Y el humor de Liane se elevó; rió de pura alegría. Saltó, una y otra vez. La capa verde aleteaba tras él, la pluma roja de su sombrero oscilaba y se ladeaba… Pero cuidado: Liane frenó su paso…, no se debía actuar a la ligera con el misterio de la magia, si el anillo poseía realmente magia.
¡Experimentar, ésa era la palabra!
Se detuvo allá donde la luz rubí del sol llegaba sesgada hasta el suelo sin ser obstaculizada por el alto follaje. Examinó el anillo, siguió los glifos con la uña. Miró a su través. ¿Una delgada película, como un parpadeo? Lo mantuvo a la longitud de su brazo.
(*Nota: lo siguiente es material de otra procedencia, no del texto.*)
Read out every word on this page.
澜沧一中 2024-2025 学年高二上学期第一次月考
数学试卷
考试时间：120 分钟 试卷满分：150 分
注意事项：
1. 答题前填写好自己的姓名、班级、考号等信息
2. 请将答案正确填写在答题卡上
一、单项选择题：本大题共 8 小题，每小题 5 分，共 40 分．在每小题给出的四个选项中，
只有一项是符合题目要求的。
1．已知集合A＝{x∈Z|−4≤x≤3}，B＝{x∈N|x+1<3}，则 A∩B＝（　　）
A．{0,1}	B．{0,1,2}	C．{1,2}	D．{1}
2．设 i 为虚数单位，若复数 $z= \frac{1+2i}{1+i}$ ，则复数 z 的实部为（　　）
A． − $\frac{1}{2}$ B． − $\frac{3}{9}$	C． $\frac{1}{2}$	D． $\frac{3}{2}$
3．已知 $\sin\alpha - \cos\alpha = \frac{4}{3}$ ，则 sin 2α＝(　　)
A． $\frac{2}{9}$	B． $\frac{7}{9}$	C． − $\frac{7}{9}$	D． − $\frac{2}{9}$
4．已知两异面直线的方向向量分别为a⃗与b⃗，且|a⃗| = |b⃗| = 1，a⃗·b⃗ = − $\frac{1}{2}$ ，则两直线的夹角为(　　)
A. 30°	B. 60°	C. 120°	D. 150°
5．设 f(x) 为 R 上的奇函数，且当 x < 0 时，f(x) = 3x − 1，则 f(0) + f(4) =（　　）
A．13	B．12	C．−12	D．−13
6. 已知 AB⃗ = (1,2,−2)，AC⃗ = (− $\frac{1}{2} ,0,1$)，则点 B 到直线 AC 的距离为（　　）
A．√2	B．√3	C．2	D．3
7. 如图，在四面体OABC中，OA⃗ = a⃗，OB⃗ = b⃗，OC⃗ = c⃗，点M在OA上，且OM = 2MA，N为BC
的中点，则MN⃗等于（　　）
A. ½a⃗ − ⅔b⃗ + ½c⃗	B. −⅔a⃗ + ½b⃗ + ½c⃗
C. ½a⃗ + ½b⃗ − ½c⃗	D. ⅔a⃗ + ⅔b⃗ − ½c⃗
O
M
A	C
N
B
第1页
Era a todas luces una pequeña corona. Se quitó el gorro, colocó el círculo de metal sobre sus cejas, hizo girar sus grandes ojos dorados, adoptó una actitud majestuosa… Extraño. Resbaló por su cabeza hasta quedar apoyado en sus orejas. Se inclinó por delante de sus ojos. Oscuridad. Liane se lo quitó frenéticamente. Un anillo de bronce, con un diámetro más o menos de la anchura de una mano. Muy extraño…
Probó de nuevo. Se deslizó sin dificultad por su cabeza, por sus hombros. Su cabeza se hallaba en la oscuridad de un extraño espacio separado. Mirando hacia abajo, vio descender el nivel de la luz exterior a medida que hacía descender el anillo.
Lentamente… Ahora estaba en torno a sus tobillos… Y con un pánico repentino, Liane arrancó el anillo por encima de su cuerpo, emergiendo, parpadeante, a la amarronada luz del bosque.
Vio un parpadeo blancoazulado, blancoverdoso, contra el follaje. Era un hombre-twk, montado en una libélula, y la luz destellaba reflejándose en las alas de la libélula.
—¡Hey, señor! —llamó con voz viva Liane—. ¡Hey, señor!
El hombre-twk perchó su montura en una ramita.
—Bien, Liane, ¿qué es lo que quieres?
—Observa, y recuerda lo que veas. —Liane pasó el anillo por encima de su cabeza, lo bajó hasta sus pies, lo volvió a alzar. Miró al hombre-twk, que mascaba una hoja—. ¿Qué es lo que has visto?